Valor pode ser de R$ 30/MWh ou de R$ 45/MWh dependendo do CVU da térmica mais cara acionada

A divisão da bandeira vermelha em dois patamares de preço foi aprovada pela diretoria da Agência Nacional de Energia Elétrica durante a reunião que aconteceu nesta terça-feira, 26 de janeiro. A partir da próxima segunda-feira, 1º de fevereiro, existirão duas faixas de cobrança: o primeiro patamar terá um valor de R$ 30/MWh ou de R$ 3 por cada 100 kWh consumidos e será acionado quando o CVU da térmica mais cara sendo utilizada estiver entre R$ 422,56/MWh e R$ 610/MWh. Já o segundo patamar, que continuará com o valor de R$ 45/MWh ou R$ 4,50 para cada 100 kWh consumidos, será utilizado quando o CVU da térmica mais cara acionada ultrapassar os R$ 610/MWh.

 

Segundo André Pepitone, se essa nova regra já estivesse valendo, os consumidores hoje pagariam o valor do 1º patamar da bandeira vermelha, visto que a térmica mais cara acionada tem CVU de R$ 600/MWh. "Isso já representaria uma economia para o consumidor em torno de 33% no valor da bandeira, pois estariam pagando R$ 30/MWh e não R$ 45/MWh", comentou o diretor.

 

Pepitone explicou que o objetivo de colocar duas faixas na bandeira vermelha é reduzir o impacto dos custos ao consumidor.

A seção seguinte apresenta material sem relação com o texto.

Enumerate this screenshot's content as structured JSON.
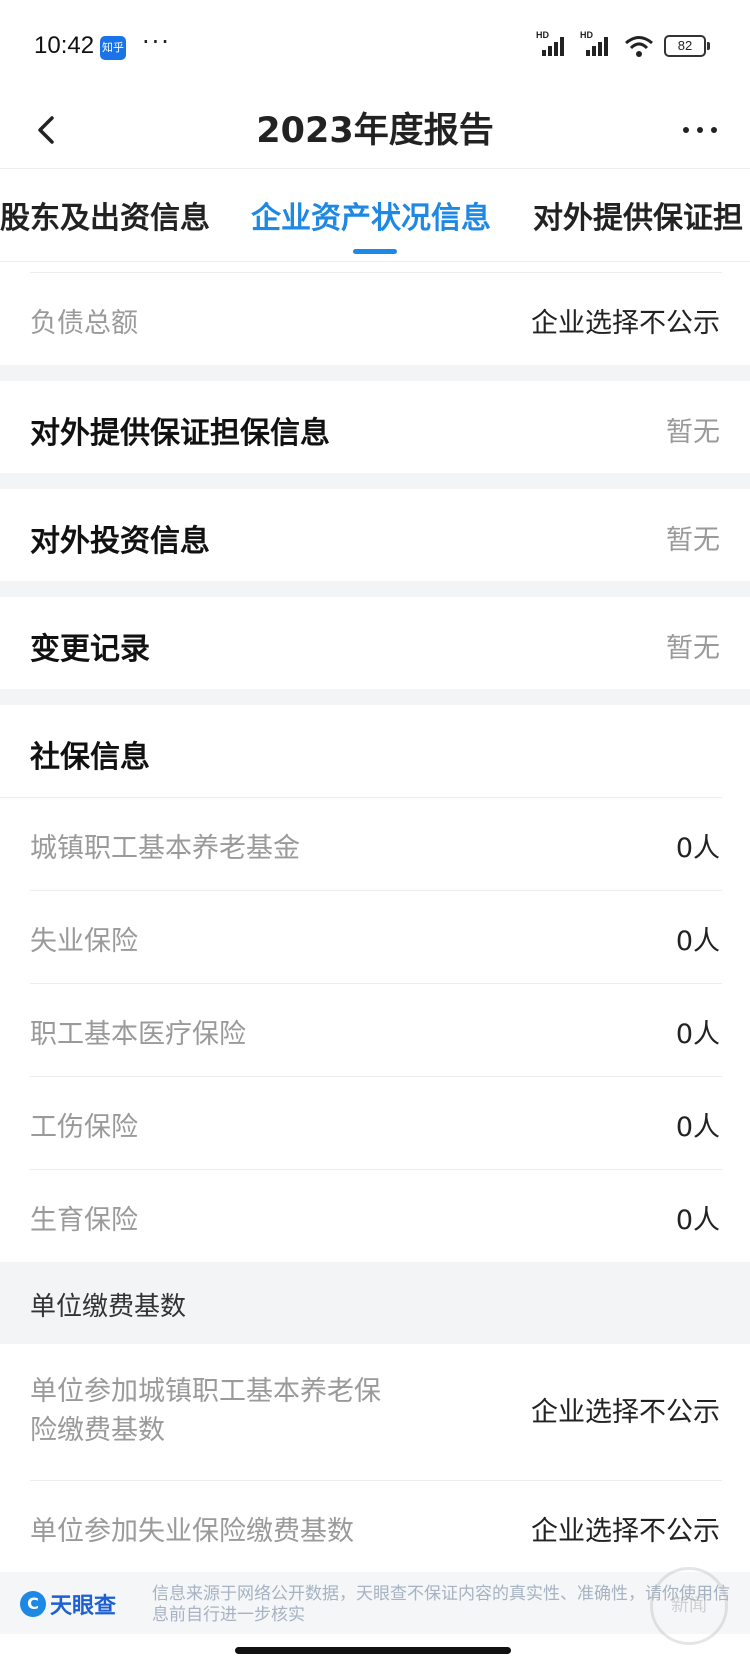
{
  "status_bar": {
    "time": "10:42",
    "app_icon_text": "知乎",
    "signal_1": "HD",
    "signal_2": "HD",
    "battery": "82"
  },
  "header": {
    "title": "2023年度报告",
    "back_icon": "chevron-left-icon",
    "more_icon": "more-horizontal-icon"
  },
  "tabs": [
    {
      "label": "股东及出资信息"
    },
    {
      "label": "企业资产状况信息",
      "active": true
    },
    {
      "label": "对外提供保证担"
    }
  ],
  "accent_color": "#1e88e5",
  "asset_rows": [
    {
      "label": "负债总额",
      "value": "企业选择不公示"
    }
  ],
  "sections": [
    {
      "title": "对外提供保证担保信息",
      "value": "暂无"
    },
    {
      "title": "对外投资信息",
      "value": "暂无"
    },
    {
      "title": "变更记录",
      "value": "暂无"
    }
  ],
  "social_security": {
    "title": "社保信息",
    "rows": [
      {
        "label": "城镇职工基本养老基金",
        "value": "0人"
      },
      {
        "label": "失业保险",
        "value": "0人"
      },
      {
        "label": "职工基本医疗保险",
        "value": "0人"
      },
      {
        "label": "工伤保险",
        "value": "0人"
      },
      {
        "label": "生育保险",
        "value": "0人"
      }
    ]
  },
  "contribution_base": {
    "title": "单位缴费基数",
    "rows": [
      {
        "label": "单位参加城镇职工基本养老保险缴费基数",
        "value": "企业选择不公示"
      },
      {
        "label": "单位参加失业保险缴费基数",
        "value": "企业选择不公示"
      }
    ]
  },
  "footer": {
    "logo_text": "天眼查",
    "disclaimer": "信息来源于网络公开数据，天眼查不保证内容的真实性、准确性，请你使用信息前自行进一步核实",
    "watermark": "新闻"
  }
}
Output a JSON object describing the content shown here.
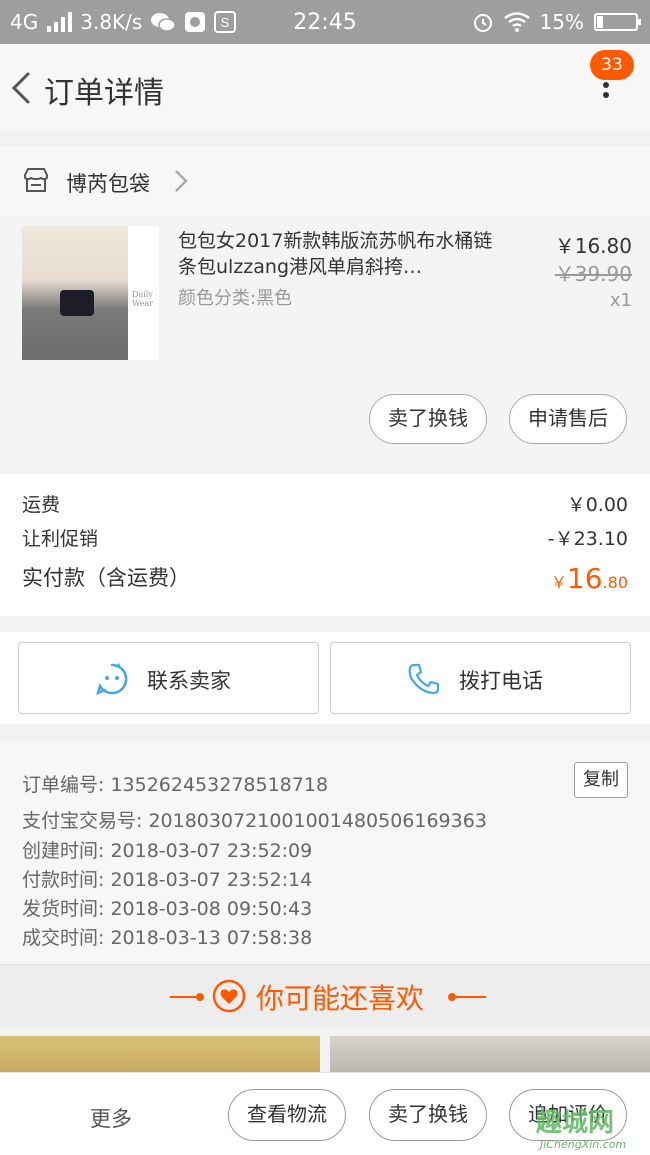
{
  "status_bar": {
    "network": "4G",
    "speed": "3.8K/s",
    "time": "22:45",
    "battery_text": "15%",
    "battery_level": 0.15
  },
  "nav": {
    "title": "订单详情",
    "badge": "33"
  },
  "shop": {
    "name": "博芮包袋"
  },
  "product": {
    "title": "包包女2017新款韩版流苏帆布水桶链条包ulzzang港风单肩斜挎…",
    "variant": "颜色分类:黑色",
    "price": "￥16.80",
    "original_price": "￥39.90",
    "quantity": "x1",
    "thumb_signature": "Daily Wear",
    "buttons": {
      "sell": "卖了换钱",
      "after_sale": "申请售后"
    }
  },
  "summary": {
    "shipping_label": "运费",
    "shipping_value": "￥0.00",
    "discount_label": "让利促销",
    "discount_value": "-￥23.10",
    "total_label": "实付款（含运费）",
    "total_currency": "￥",
    "total_main": "16",
    "total_decimal": ".80"
  },
  "contact": {
    "chat_label": "联系卖家",
    "phone_label": "拨打电话"
  },
  "order_info": {
    "order_no": "订单编号: 135262453278518718",
    "copy_label": "复制",
    "alipay_no": "支付宝交易号: 2018030721001001480506169363",
    "created": "创建时间: 2018-03-07 23:52:09",
    "paid": "付款时间: 2018-03-07 23:52:14",
    "shipped": "发货时间: 2018-03-08 09:50:43",
    "completed": "成交时间: 2018-03-13 07:58:38"
  },
  "recommend": {
    "title": "你可能还喜欢"
  },
  "bottom_bar": {
    "more": "更多",
    "logistics": "查看物流",
    "sell": "卖了换钱",
    "review": "追加评价"
  },
  "watermark": {
    "cn": "趣城网",
    "en": "JiChengXin.com"
  },
  "colors": {
    "accent": "#ff5a00",
    "contact_icon": "#3fa9e8",
    "status_bar": "#9e9e9e"
  }
}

Isso porque a variação de custo da bandeira vermelha, visto a faixa de valores de CVU que ela abrange, chega a R$ 840 milhões. Na bandeira amarela a variação é de R$ 315 milhões. "Por isso decidimos quebrar essa variação em dois patamares de R$ 420 milhões cada. Isso dá mais precisão nos valores a serem arrecadados", apontou.

 

O valor da bandeira amarela também caiu de R$ 25/MWh para R$ 15/MWh ou R$ 1,50 por 100 kWh consumidos. A bandeira amarela é acionada quando o CVU da termelétrica mais cara gerando energia é superior a R$ 211,28/MWh e menor que R$ 422,56/MWh. O diretor-geral da agência, Romeu Rufino, lembrou que na próxima reunião do Comitê de Monitoramento do Setor Elétrico, que deve ocorrer no início de fevereiro, vai se revisitar o tema da geração termelétrica para avaliar se é possível desligar mais térmicas. "Se isso acontecer, pode ser que a bandeira passe a ser amarela a partir de então", comentou Rufino.